- The county targets to use the event to boost the unexploited battlefield tourism to attract more domestic and international tourists.
- Taita Taveta has one of the best momentous sites in Kenya, dating the precolonial era.
All is now set for the 108th celebrations to mark World War 1 in Taita Taveta county.
This year’s event, according to Taita Taveta Governor Andrew Mwadime, has attracted hundreds of local and foreign tourists.
At least 30 foreign diplomats from Germany, the UK, Canada, Belgium and France have confirmed attendance.
Mwadime said the three-day event, scheduled for November 24 to 27, will include the launch of the World War One Memorial Museum and Education, Leadership and Innovation Institute.
The county targets to use the event to boost the unexploited battlefield tourism to attract more domestic and international tourists.
In Taita Taveta, the first global war (1914-1918) was between the British and the German troops, who fought in several areas, including Maktau, Salaita (Slaughter Hill) and Taveta border post.
“All is set for the event, and we are looking forward to reaping from battlefield tourism that has remained underutilised. It is a huge platform to market the region and revamp the economy,” Mwadime said in an interview at his Mwatate office on Monday.
To market the county’s rich heritage and culture, the governor said the three-day event will comprise Taita Taveta cultural day exhibitions, cultural night and fashion show to showcase a range of cultural products, books, clothes, food, music and dance troupe.
“Besides that, there will be a round table discussion with diplomatic partners and other guests to discuss areas of partnership. This will enable the community to benefit from a number of donor-funded projects,” Mwadime added.
He said the community is no longer seeking compensation from the two European countries — Britain and Germany — as a result of the destruction caused by the global war. Instead, they will request for community projects.
According to historian and battlefield expert Willy Mwadilo, the event will set the base for a huge tourist destination owing to the battlefields, cemeteries, memorials and related historic sites in the county.
He said the region plays a bigger role when it comes to World War I in Africa, making it an important tourist destination.
“This is an elaborate plan to market the sites to the world. Battlefield tourism has a great significance to the European countries,” Mwadilo told the Star on Monday.
Taita Taveta has one of the best momentous sites in Kenya. Dating from the precolonial era, the sites carry rich and untold stories of past generations, he said.
For instance, the first powered plane to fly in East and Central Africa on August 8, 1915, was assembled at Maktau, Taita Taveta county.
It’s the flying of aircraft by the British military that fuelled the World War 1 big crashes between the British and German troops in Salaita Hill, Mwashoti and Maktau near the boundary of Kenya and Tanganyika, now Tanzania.
Salaita Hill stands out as the best epic site in the region. It was the first large-scale battlefield of the World War 1, involving British, Indian, Rhodesian and South African troops.
The battlefields have since then been marked as tourism hotspots.
The National Museums of Kenya in 2015 gazetted 15 sites in Taita Taveta county as sites of historical interest and significance.
They include Salaita Hill, Voi Commonwealth War Graves, Indian Commonwealth War Graves, Kenyatta Caves in Wundanyi and First Old District Commissioners’ House in Taveta.

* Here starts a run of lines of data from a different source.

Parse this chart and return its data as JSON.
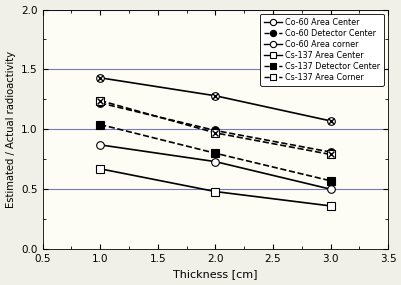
{
  "x": [
    1.0,
    2.0,
    3.0
  ],
  "series": {
    "Co-60 Area Center": [
      0.87,
      0.73,
      0.5
    ],
    "Co-60 Detector Center": [
      1.22,
      0.99,
      0.81
    ],
    "Co-60 Area corner": [
      1.43,
      1.28,
      1.07
    ],
    "Cs-137 Area Center": [
      0.67,
      0.48,
      0.36
    ],
    "Cs-137 Detector Center": [
      1.04,
      0.8,
      0.57
    ],
    "Cs-137 Area Corner": [
      1.24,
      0.97,
      0.79
    ]
  },
  "line_styles": {
    "Co-60 Area Center": "-",
    "Co-60 Detector Center": "--",
    "Co-60 Area corner": "-",
    "Cs-137 Area Center": "-",
    "Cs-137 Detector Center": "--",
    "Cs-137 Area Corner": "--"
  },
  "markers": {
    "Co-60 Area Center": "o",
    "Co-60 Detector Center": "o",
    "Co-60 Area corner": "o",
    "Cs-137 Area Center": "s",
    "Cs-137 Detector Center": "s",
    "Cs-137 Area Corner": "s"
  },
  "marker_fill": {
    "Co-60 Area Center": "white",
    "Co-60 Detector Center": "black",
    "Co-60 Area corner": "white",
    "Cs-137 Area Center": "white",
    "Cs-137 Detector Center": "black",
    "Cs-137 Area Corner": "white"
  },
  "marker_extra": {
    "Co-60 Area Center": false,
    "Co-60 Detector Center": false,
    "Co-60 Area corner": true,
    "Cs-137 Area Center": false,
    "Cs-137 Detector Center": false,
    "Cs-137 Area Corner": true
  },
  "xlabel": "Thickness [cm]",
  "ylabel": "Estimated / Actual radioactivity",
  "xlim": [
    0.5,
    3.5
  ],
  "ylim": [
    0.0,
    2.0
  ],
  "yticks": [
    0.0,
    0.5,
    1.0,
    1.5,
    2.0
  ],
  "xticks": [
    0.5,
    1.0,
    1.5,
    2.0,
    2.5,
    3.0,
    3.5
  ],
  "hlines": [
    0.5,
    1.0,
    1.5,
    2.0
  ],
  "hline_color": "#7777bb",
  "plot_bg_color": "#fdfdf5",
  "background_color": "#f0f0e8",
  "linewidth": 1.2,
  "markersize": 5.5
}
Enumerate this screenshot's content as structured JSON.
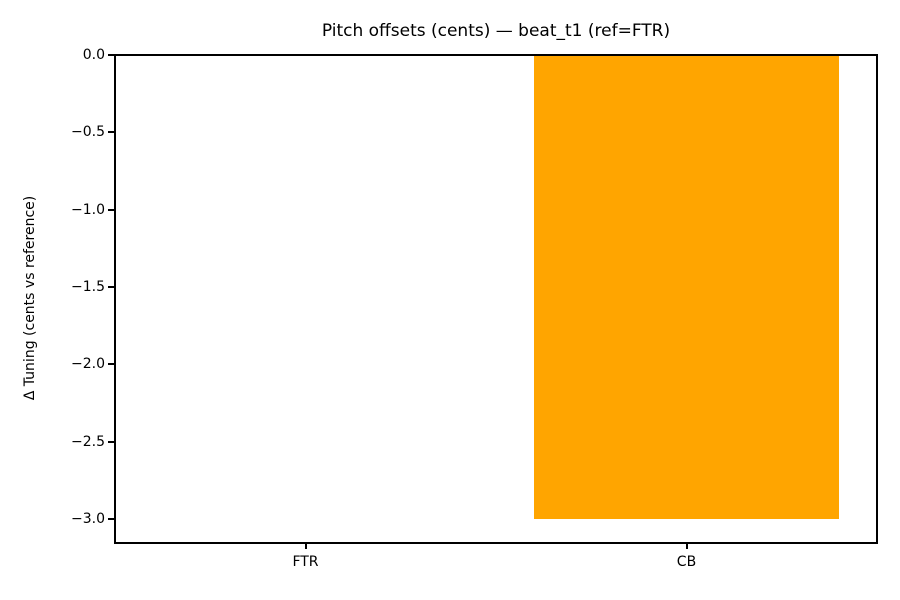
{
  "chart_data": {
    "type": "bar",
    "title": "Pitch offsets (cents) — beat_t1 (ref=FTR)",
    "ylabel": "Δ Tuning (cents vs reference)",
    "categories": [
      "FTR",
      "CB"
    ],
    "values": [
      0,
      -3.0
    ],
    "bar_color": "#FFA500",
    "bar_width_frac": 0.8,
    "ylim": [
      -3.15,
      0.0
    ],
    "yticks": [
      0.0,
      -0.5,
      -1.0,
      -1.5,
      -2.0,
      -2.5,
      -3.0
    ],
    "ytick_labels": [
      "0.0",
      "−0.5",
      "−1.0",
      "−1.5",
      "−2.0",
      "−2.5",
      "−3.0"
    ],
    "grid": false,
    "legend": "none",
    "spine_color": "#000000",
    "text_color": "#000000",
    "background_color": "#ffffff"
  }
}
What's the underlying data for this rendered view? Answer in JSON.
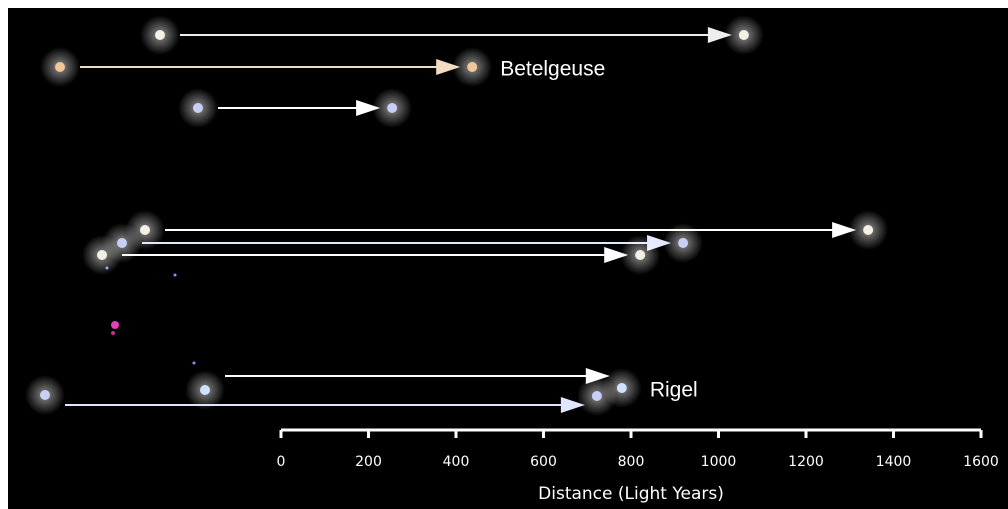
{
  "chart_data": {
    "type": "arrow",
    "categories": [
      null,
      "Betelgeuse",
      null,
      null,
      null,
      null,
      "Rigel",
      null
    ],
    "values": [
      1058,
      437,
      254,
      1342,
      919,
      821,
      779,
      722
    ],
    "colors": [
      "#f4f1e4",
      "#f1c79a",
      "#c8cff5",
      "#f4f1e4",
      "#c8cff5",
      "#f4f1e4",
      "#cfe3ff",
      "#c8cff5"
    ],
    "arrow_colors": [
      "#eeeeee",
      "#f2dcc0",
      "#ffffff",
      "#ffffff",
      "#e4e8ff",
      "#ffffff",
      "#ffffff",
      "#e0e6ff"
    ],
    "xlim": [
      0,
      1600
    ],
    "xticks": [
      0,
      200,
      400,
      600,
      800,
      1000,
      1200,
      1400,
      1600
    ],
    "xlabel": "Distance (Light Years)"
  }
}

Others are the German Fortress, Maktau Picket Hill, Indian military cemetery, Taveta ACK Holy Trinity Church and Mahoo and Mahoo Pastor’s Residence.
Traces of World War 1 missiles and Voi, Taveta, Salaita, Bura and Maktau mass graves are among the visible remnants of the war.
Notably, the Voi Commonwealth War Graves, located next to Voi police station, carry the rich history of the war.
According to a report by the Commonwealth War Graves Commission, Voi became a hospital centre for British soldiers early in 1916.
Bodies of hundreds of African soldiers who died in the war were left along the way and there are no visible graves for them.
Besides the historical sites, the county boasts of the expansive twin-Tsavo National Park, wildlife sanctuaries, lodges and Vuria Hills, which is arguably the most preferred hiking and camping site in the coastal region.
If fully exploited, Mwadilo said, the sites have the potential to create hundreds of jobs for young, unemployed graduates in the region.